Harnessing microbial power: Enhancing phosphorus recovery through initial carbon and phosphorus ratio modulation in sewage sludge compost

Abstract

Phosphorus is an essential nutrient for organisms, but excessive amounts can cause environmental pollution. Phosphorus-rich sludge can solve the problem of the loss of phosphorus resources after resource treatment. This study aimed to explore the mechanism between phosphorus functional genes and phosphorus availability by regulating the initial carbon and phosphorus ratio in sludge compost, with the goal of improving sludge phosphorus recovery efficiency.
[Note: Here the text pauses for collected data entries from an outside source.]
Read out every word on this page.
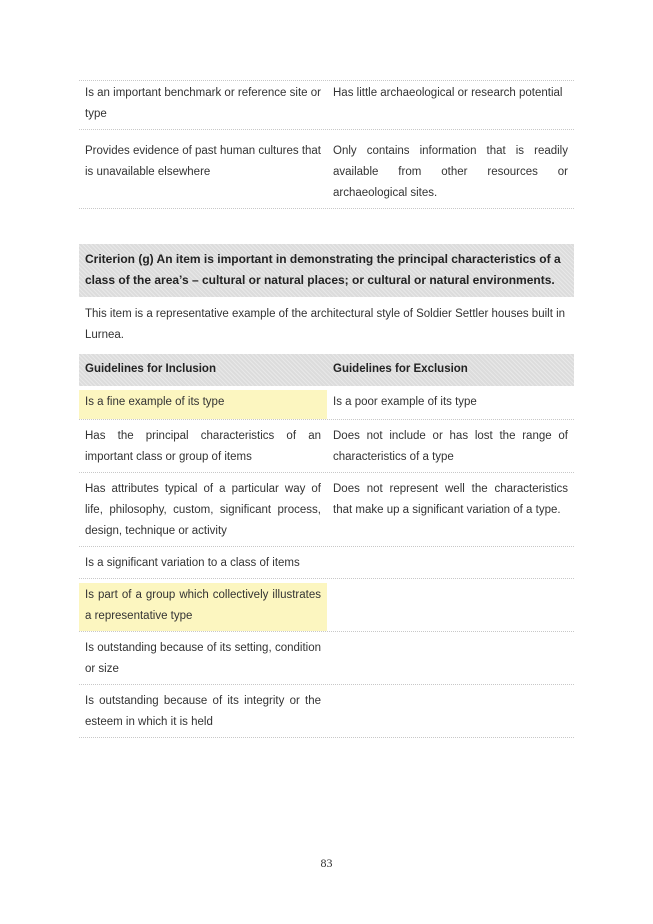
Is an important benchmark or reference site or type
Has little archaeological or research potential
Provides evidence of past human cultures that is unavailable elsewhere
Only contains information that is readily available from other resources or archaeological sites.
Criterion (g) An item is important in demonstrating the principal characteristics of a class of the area’s – cultural or natural places; or cultural or natural environments.
This item is a representative example of the architectural style of Soldier Settler houses built in Lurnea.
Guidelines for Inclusion	Guidelines for Exclusion
Is a fine example of its type	Is a poor example of its type
Has the principal characteristics of an important class or group of items
Does not include or has lost the range of characteristics of a type
Has attributes typical of a particular way of life, philosophy, custom, significant process, design, technique or activity
Does not represent well the characteristics that make up a significant variation of a type.
Is a significant variation to a class of items
Is part of a group which collectively illustrates a representative type
Is outstanding because of its setting, condition or size
Is outstanding because of its integrity or the esteem in which it is held
83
The results showed that a higher initial carbon and phosphorus ratio can promote the conversion of phosphorus from sludge to Olsen phosphorus and increase the contents of Water soluble phosphorus and Citric acid phosphorus in compost products. With the increase of the initial carbon and phosphorus ratio, phoD gene and pqqC gene abundance (P < 0.05) were significantly up-regulated, thus increasing the secretion of phosphodiesterase and organic acid, improving the phosphorus availability in compost products. The potential host of phosphorus solubilizing genes was gradually transitioned from Proteobacteria to Firmicutes. The ppk gene and phosphorus accumulating bacteria abundance were significantly higher (CP20, CP25) at the later stage of composting (P < 0.05), indicating that the phosphorus accumulating potential of the bacterial community was more prominent in the low initial carbon and phosphorus ratio compost. This study elucidated the potential mechanism of action between functional genes and phosphorus availability, and demonstrated the feasibility of improving sludge phosphorus recovery efficiency by regulating the initial carbon and phosphorus ratio.